Photo: Alyssa Haywoode for Strategies for Children
Photo: Alyssa Haywoode for Strategies for Children

Last week, NPR Ed — which explores how learning happens — ran a series called Playing to Learn, a multimedia look at “why people play and how play relates to learning.” It’s a delightful summertime look at how play engages and educates children — and adults.

Here’s a sample of the Playing to Learn reports.

Where the Wild Things Play

“Free and unstructured play: It’s vital for children,” NPR host Melissa Block says in the introduction to this report. “Research shows a connection between play and kids’ social, emotional, and cognitive development. But playtime in America’s cities is in decline.”

Fortunately, NPR reporter Eric Westervelt finds a stronghold of play at an adventure playground in Berkeley. It’s a “free-range, public playground” where “kids have to talk to each other, problem solve — and they get messy together.”

But as this report explains, “play is in trouble.” Recess has been trimmed. And play is increasingly more structured and controlled.

There are, however, geographic differences.

“In less litigious Europe there are lots of these kinds of free-range public playgrounds,” Westervelt explains. “They flourished after the Second World War. Europeans more readily embraced spaces for children to engage in what developmental psychologists call managed risk. But in the U.S. today there are barely half-a-dozen adventure-style public playgrounds.”

According to Dr. Stuart Brown, director of the National Institute for Play, “It’s really central that kids are able to take their natural and intense play impulses and act on them and find in the environment the opportunity to engage in open, free play where they’re allowed to self-organize. And it’s really an essential part of being human and developing into competent adulthood,”
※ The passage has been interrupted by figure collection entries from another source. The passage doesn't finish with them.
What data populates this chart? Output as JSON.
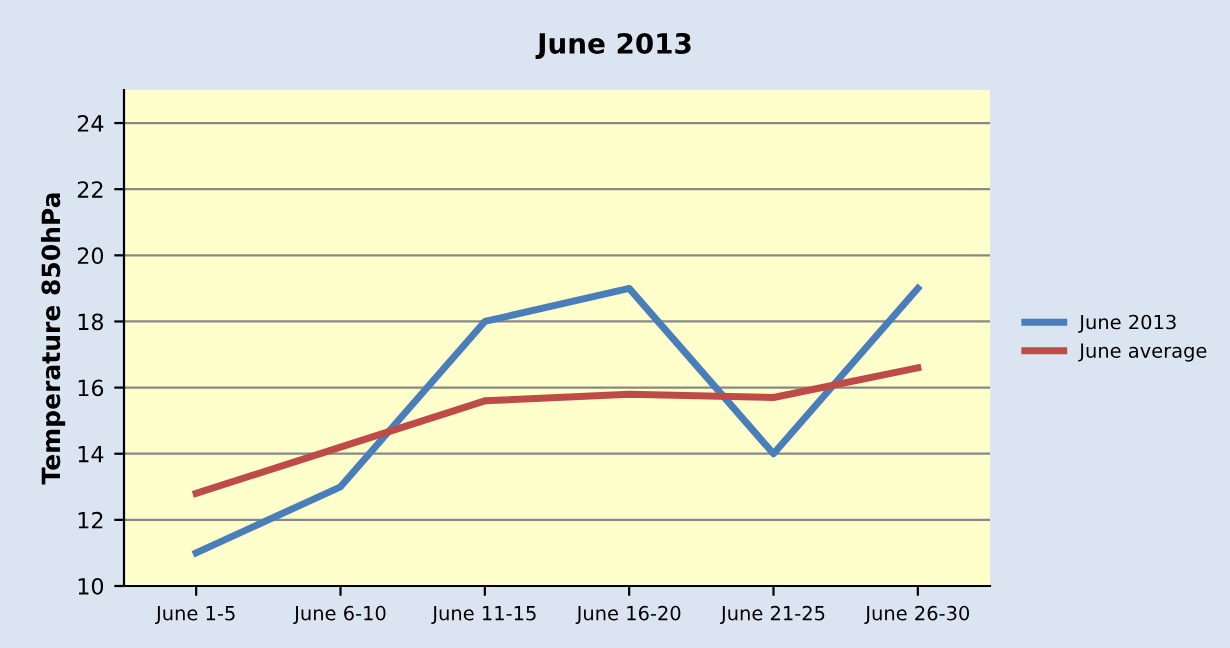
{
  "chart_data": {
    "type": "line",
    "title": "June 2013",
    "ylabel": "Temperature 850hPa",
    "categories": [
      "June 1-5",
      "June 6-10",
      "June 11-15",
      "June 16-20",
      "June 21-25",
      "June 26-30"
    ],
    "series": [
      {
        "name": "June 2013",
        "color": "#4a7ebb",
        "values": [
          11,
          13,
          18,
          19,
          14,
          19
        ]
      },
      {
        "name": "June average",
        "color": "#be4b48",
        "values": [
          12.8,
          14.2,
          15.6,
          15.8,
          15.7,
          16.6
        ]
      }
    ],
    "ylim": [
      10,
      25
    ],
    "yticks": [
      10,
      12,
      14,
      16,
      18,
      20,
      22,
      24
    ],
    "grid": "y",
    "legend": "right",
    "marker": "none",
    "line_style": "solid"
  }
}
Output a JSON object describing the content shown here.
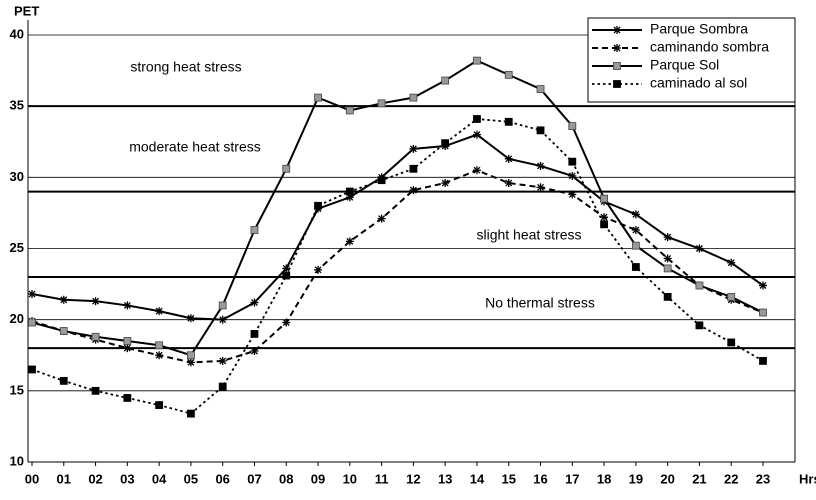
{
  "chart_data": {
    "type": "line",
    "y_label": "PET",
    "x_label": "Hrs",
    "categories": [
      "00",
      "01",
      "02",
      "03",
      "04",
      "05",
      "06",
      "07",
      "08",
      "09",
      "10",
      "11",
      "12",
      "13",
      "14",
      "15",
      "16",
      "17",
      "18",
      "19",
      "20",
      "21",
      "22",
      "23"
    ],
    "ylim": [
      10,
      40
    ],
    "yticks": [
      10,
      15,
      20,
      25,
      30,
      35,
      40
    ],
    "grid": true,
    "thresholds": [
      18,
      23,
      29,
      35
    ],
    "annotations": [
      "strong heat stress",
      "moderate heat stress",
      "slight heat stress",
      "No thermal stress"
    ],
    "legend": "top-right",
    "series": [
      {
        "name": "Parque Sombra",
        "color": "#000000",
        "marker": "asterisk",
        "dash": "solid",
        "values": [
          21.8,
          21.4,
          21.3,
          21.0,
          20.6,
          20.1,
          20.0,
          21.2,
          23.6,
          27.8,
          28.6,
          30.0,
          32.0,
          32.2,
          33.0,
          31.3,
          30.8,
          30.1,
          28.3,
          27.4,
          25.8,
          25.0,
          24.0,
          22.4
        ]
      },
      {
        "name": "caminando sombra",
        "color": "#000000",
        "marker": "asterisk",
        "dash": "dashed",
        "values": [
          19.9,
          19.2,
          18.6,
          18.0,
          17.5,
          17.0,
          17.1,
          17.8,
          19.8,
          23.5,
          25.5,
          27.1,
          29.1,
          29.6,
          30.5,
          29.6,
          29.3,
          28.8,
          27.2,
          26.3,
          24.3,
          22.4,
          21.4,
          20.5
        ]
      },
      {
        "name": "Parque Sol",
        "color": "#000000",
        "marker": "square-gray",
        "dash": "solid",
        "values": [
          19.8,
          19.2,
          18.8,
          18.5,
          18.2,
          17.5,
          21.0,
          26.3,
          30.6,
          35.6,
          34.7,
          35.2,
          35.6,
          36.8,
          38.2,
          37.2,
          36.2,
          33.6,
          28.5,
          25.2,
          23.6,
          22.4,
          21.6,
          20.5
        ]
      },
      {
        "name": "caminado al sol",
        "color": "#000000",
        "marker": "square-black",
        "dash": "dotted",
        "values": [
          16.5,
          15.7,
          15.0,
          14.5,
          14.0,
          13.4,
          15.3,
          19.0,
          23.1,
          28.0,
          29.0,
          29.8,
          30.6,
          32.4,
          34.1,
          33.9,
          33.3,
          31.1,
          26.7,
          23.7,
          21.6,
          19.6,
          18.4,
          17.1
        ]
      }
    ]
  }
}
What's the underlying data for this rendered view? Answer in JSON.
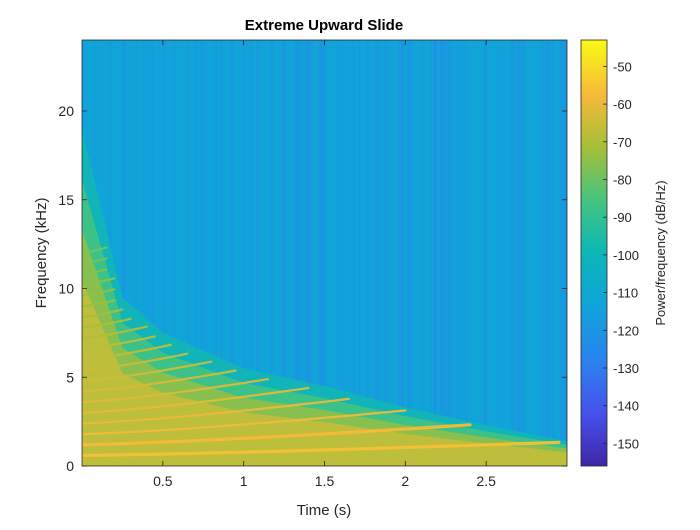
{
  "chart_data": {
    "type": "heatmap",
    "title": "Extreme Upward Slide",
    "xlabel": "Time (s)",
    "ylabel": "Frequency (kHz)",
    "colorbar_label": "Power/frequency (dB/Hz)",
    "xlim": [
      0,
      3
    ],
    "ylim": [
      0,
      24
    ],
    "x_ticks": [
      0.5,
      1,
      1.5,
      2,
      2.5
    ],
    "x_tick_labels": [
      "0.5",
      "1",
      "1.5",
      "2",
      "2.5"
    ],
    "y_ticks": [
      0,
      5,
      10,
      15,
      20
    ],
    "y_tick_labels": [
      "0",
      "5",
      "10",
      "15",
      "20"
    ],
    "clim": [
      -156,
      -43
    ],
    "colorbar_ticks": [
      -50,
      -60,
      -70,
      -80,
      -90,
      -100,
      -110,
      -120,
      -130,
      -140,
      -150
    ],
    "colorbar_tick_labels": [
      "-50",
      "-60",
      "-70",
      "-80",
      "-90",
      "-100",
      "-110",
      "-120",
      "-130",
      "-140",
      "-150"
    ],
    "colormap": "parula",
    "background_level": -113,
    "harmonics": {
      "fundamental_kHz_start": 0.6,
      "fundamental_kHz_end": 1.35,
      "count": 20,
      "peak_level": -56
    },
    "energy_envelope_kHz": [
      {
        "t": 0.0,
        "f": 19.0
      },
      {
        "t": 0.25,
        "f": 9.5
      },
      {
        "t": 0.5,
        "f": 7.5
      },
      {
        "t": 1.0,
        "f": 5.5
      },
      {
        "t": 1.5,
        "f": 4.5
      },
      {
        "t": 2.0,
        "f": 3.3
      },
      {
        "t": 2.5,
        "f": 2.3
      },
      {
        "t": 3.0,
        "f": 1.4
      }
    ]
  }
}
Scientists Say Child’s Play Helps Build A Better Brain

“The brain’s executive control system helps regulate emotions, make plans and solve problems,” NPR reporter Jon Hamilton explains in his report. And “for the system to develop properly children need plenty of so-called free play: no coaches, no umpires, no rulebooks.”

The experience of free play “changes the connections of the neurons at the front end of your brain, which are a major part of the executive control system of your brain. And without play experience those neurons aren’t changed,” according to Sergio Pellis, a researcher at the University of Lethbridge in Canada.

Jaak Panksepp, a professor of Integrative Physiology and Neuroscience at Washington State University, adds, “The function of play is to build pro-social brains — social brains that know how to interact with others in positive ways.”

Pellis asks a key question: What’s a better predictor of eighth grade academic performance: social skills or current academics? According to research, Pellis says, “the better predictor is social skills.”

When Kids Start Playing to Win

Competition can get a bad name, especially when winners are bad sports. But as NPR’s Cory Turner reports, the “rush to compete is perfectly natural,” according to Tovah Klein, author of the book “How Toddlers Thrive.” Competitiveness “kicks in around 4 or 5 years old… when kids get really good at one thing: categorizing.”

Turner adds, “Competition is not a dirty word. For kids, it can be a really good thing because managing failure and learning from our mistakes are vital skills in adulthood that we have to be taught as kids. Well, how do you do that? Easy – don’t focus on winning.”

“It’s not all about winning,” according to Kenneth Barish, a clinical associate professor of psychology at Weill Cornell Medical College. “It’s also about teamwork. And it’s about effort, becoming a better player,”

Turner says: “It’s OK for kids to want to win. Adults just have to help them find the balance between winning and – key word here – improving.”

Play Doesn’t End With Childhood: Why Adults Need Recess Too

NPR reporter Sami Yenigun says a big reason that adults play is that “play is social. It’s how many of us maintain our social well being. Not just board games but soccer leagues or paintball in the woods. Not just after work, but team building exercises in corporate offices.”

And Brown, the head of the National Institute for Play, says “couples who sustain the sense of mutual playfulness with each other — and that that’s significant for each — tend to work out the wrinkles in their relationship much better than those who are really serious.”

According to Brown, “What you begin to see when there’s major play deprivation in an otherwise competent adult is that they’re not much fun to be around. You begin to see that their perseverance and joy in work is lessened. And that life is much more laborious.”

For more ideas about adult play, NPR has posted a “Find Your Happy Place” quiz.

Adults in the Boston area can play at the Boston Children’s Museum on Wednesday, August 27, 2014, from 6 to 9 p.m. That’s when the museum will host the Boston Grown-ups Museum. “Come play in our groundbreaking exhibits while enjoying beer, wine and tasty treats for purchase. Bring friends and meet new ones as you explore interactive exhibits, attempt to build a ‘big kid’ sized fort, and explore your inner artist in the Art Studio.” Participating adults will need to bring I.D. to prove that they are 21 or older. Tweet about the event using the hashtag #BostonGrownUpsMuseum.

To find out more about children’s play, check out the Alliance for Childhood, which has a number of articles about play posted on its Facebook page.

Or just pick a game and play it; the benefits promise to be considerable.